The report found the effect that alternative payment models have on practice stability, including the overall financial impact, ranged from neutral to positive. Among the practices surveyed, none had experienced financial hardship as a result of involvement in new payment models. There was general agreement among physicians that the transition to alternative payment models has encouraged the development of collaborative team-based care to prevent the progression of disease. Additional benefits for patients include increased access to care and physicians through telehealth or community-based care.

What’s more, most physician leaders were optimistic about alternative payment models, while physicians not in leadership roles expressed some apprehension, particularly with regards to certain new documentation requirements. For example, physicians were supportive of new patient registries that list patients with certain health conditions as a way to improve care. But they had concerns about documentation requirements where the link to better care was less clear.

Researchers concluded that the operational details of alternative payment models can either help or hinder practices' efforts to improve their own processes. For example, practices are investing significantly in information systems to analyze large amounts of data about practice patterns. But when crucial data (like quality performance feedback and drug prices) are missing or inaccurate, it is difficult for physician practices to use data analysis to improve care and reduce spending.

While physician practices are making substantial investments in data collection, payers also should consider investing in the capability of physician practices to manage the information.  Such investments could enhance the effectiveness of new payment models, and help medical practices make the best use of computerized health records and other health information technology, according to researchers.

In addition, the researchers noted that payers should consider ways to harmonize key components of alternative payment models, especially performance measures. Medical practices usually contract with many payers, who each may have different performance measures tied to payment rewards. So medical practices must cope with how to address hundreds of performance measures and create a coherent response.

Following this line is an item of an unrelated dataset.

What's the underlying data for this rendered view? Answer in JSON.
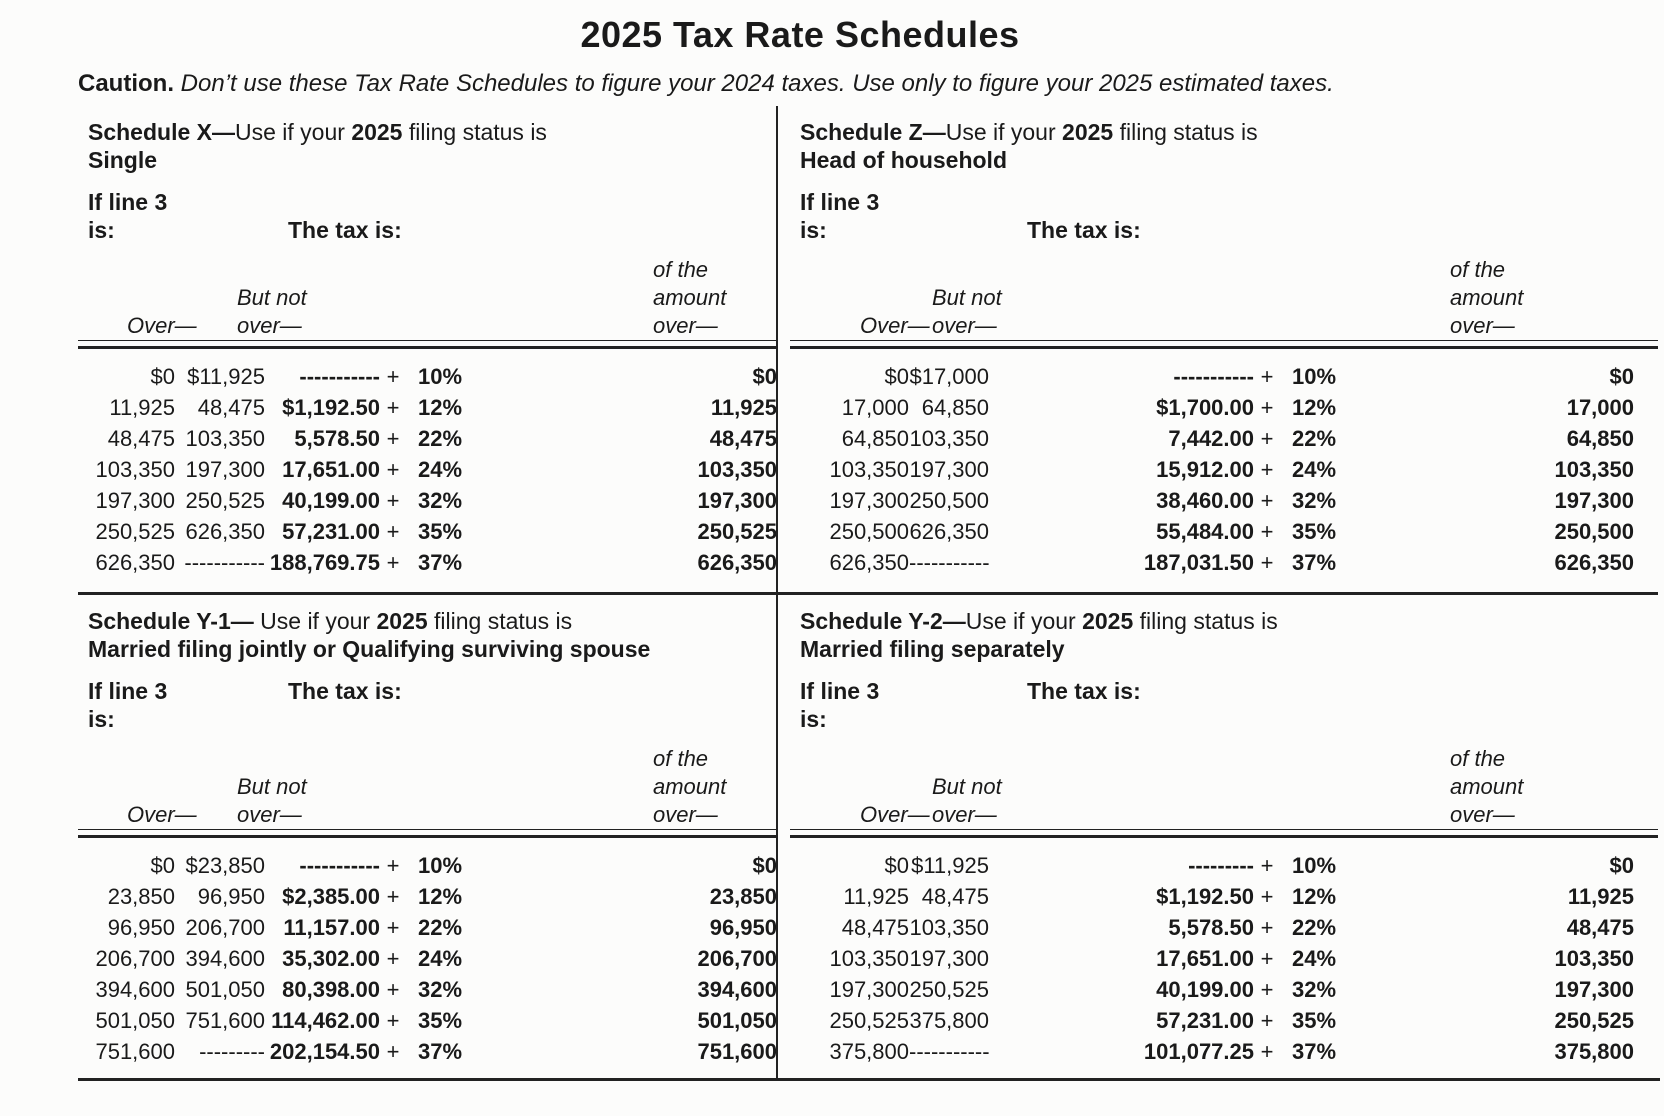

If the cacophony of requirements can be eased —and if government regulations can be aligned with alternative payment models—physician practice leaders can devote their attention more fully to making meaningful changes to processes that benefit patient care, the researchers said.

Researchers also found that most medical practices have shielded individual physicians from direct exposure to the new financial incentives created by payers. While practices are paid more for improved performance, practices generally use nonmonetary incentives to encourage physicians to change their decision making. Those methods include efforts such as providing performance feedback to individual doctors and are intended, in many cases, to appeal to physicians' sense of professionalism.

The study further found that alternative payment models generally have not changed the core content of physicians' clinical work. Efforts to improve efficiency by delegating some tasks to non-physicians had the unintended consequence of increasing the intensity of physicians work, raising concerns about burnout.

"We found that changing the payment system probably isn't enough to ensure that patient care will improve," Dr. Mark W. Friedberg, the study's lead author and a senior natural scientist at RAND, said in a statement. "For alternative payment methods to work best, medical practices also need support and guidance. It's the support that accompanies a new payment model, plus how well the model aligns with all of a practice's other incentives, that could determine whether it succeeds."